See a doctor if you have signs of infection, such as fever, vomiting, or swollen lymph nodes.

Living with Crohn’s disease can be challenging. People with IBD have higher rates of anxiety and depression symptoms than the general population. Social isolation can also be a problem.

Here are some steps you can take to get the support you need:

  • Educate the people closest to you about Crohn’s disease and your specific needs. Let them know how and when they can help.
  • Seek out local and online support groups, such as Crohn’s and Colitis Foundation, for people with IBD or other chronic conditions.
  • Plan ahead for social outings. Ask for any special accommodations in advance. Scope out bathrooms so you don’t waste time in an emergency. Make a plan: know what you’ll do if you don’t feel well.
  • Consider seeing a therapist for symptoms of anxiety or depression.
  • If you need help with everyday tasks, ask your doctor about assistive care options.
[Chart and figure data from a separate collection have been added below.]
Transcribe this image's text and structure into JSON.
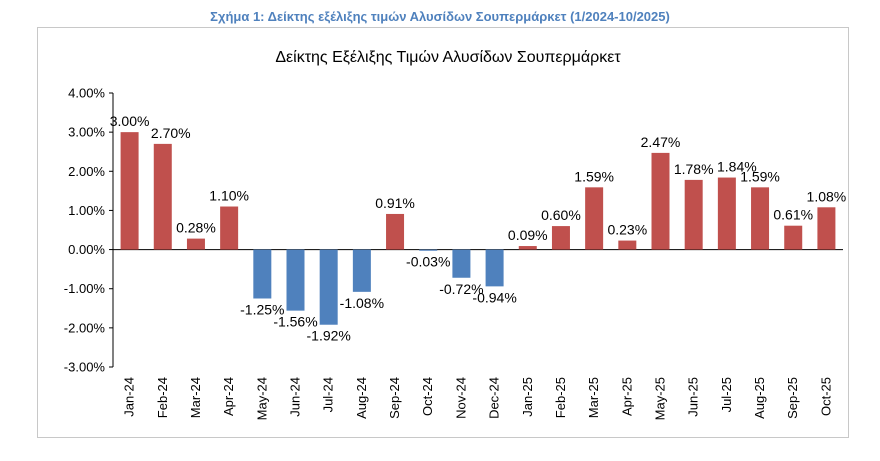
{
  "caption": "Σχήμα 1: Δείκτης εξέλιξης τιμών Αλυσίδων Σουπερμάρκετ (1/2024-10/2025)",
  "chart_data": {
    "type": "bar",
    "title": "Δείκτης Εξέλιξης Τιμών Αλυσίδων Σουπερμάρκετ",
    "xlabel": "",
    "ylabel": "",
    "categories": [
      "Jan-24",
      "Feb-24",
      "Mar-24",
      "Apr-24",
      "May-24",
      "Jun-24",
      "Jul-24",
      "Aug-24",
      "Sep-24",
      "Oct-24",
      "Nov-24",
      "Dec-24",
      "Jan-25",
      "Feb-25",
      "Mar-25",
      "Apr-25",
      "May-25",
      "Jun-25",
      "Jul-25",
      "Aug-25",
      "Sep-25",
      "Oct-25"
    ],
    "values": [
      3.0,
      2.7,
      0.28,
      1.1,
      -1.25,
      -1.56,
      -1.92,
      -1.08,
      0.91,
      -0.03,
      -0.72,
      -0.94,
      0.09,
      0.6,
      1.59,
      0.23,
      2.47,
      1.78,
      1.84,
      1.59,
      0.61,
      1.08
    ],
    "data_labels": [
      "3.00%",
      "2.70%",
      "0.28%",
      "1.10%",
      "-1.25%",
      "-1.56%",
      "-1.92%",
      "-1.08%",
      "0.91%",
      "-0.03%",
      "-0.72%",
      "-0.94%",
      "0.09%",
      "0.60%",
      "1.59%",
      "0.23%",
      "2.47%",
      "1.78%",
      "1.84%",
      "1.59%",
      "0.61%",
      "1.08%"
    ],
    "y_ticks": [
      "4.00%",
      "3.00%",
      "2.00%",
      "1.00%",
      "0.00%",
      "-1.00%",
      "-2.00%",
      "-3.00%"
    ],
    "y_tick_values": [
      4,
      3,
      2,
      1,
      0,
      -1,
      -2,
      -3
    ],
    "ylim": [
      -3,
      4
    ],
    "grid": false,
    "legend": "none",
    "colors": {
      "positive": "#c0504d",
      "negative": "#4f81bd",
      "caption": "#4f81bd"
    }
  }
}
As you age, taking care of Crohn’s disease can get a bit more complicated. That’s because you’re more likely to have other health conditions and medications to manage. Coordinating care among doctors can help. So can ensuring good nutrition and hydration, as well as seeking out help when you need it.

There are more things to consider as you age, but a healthy lifestyle and keeping up with regular medical care can keep you on the right track.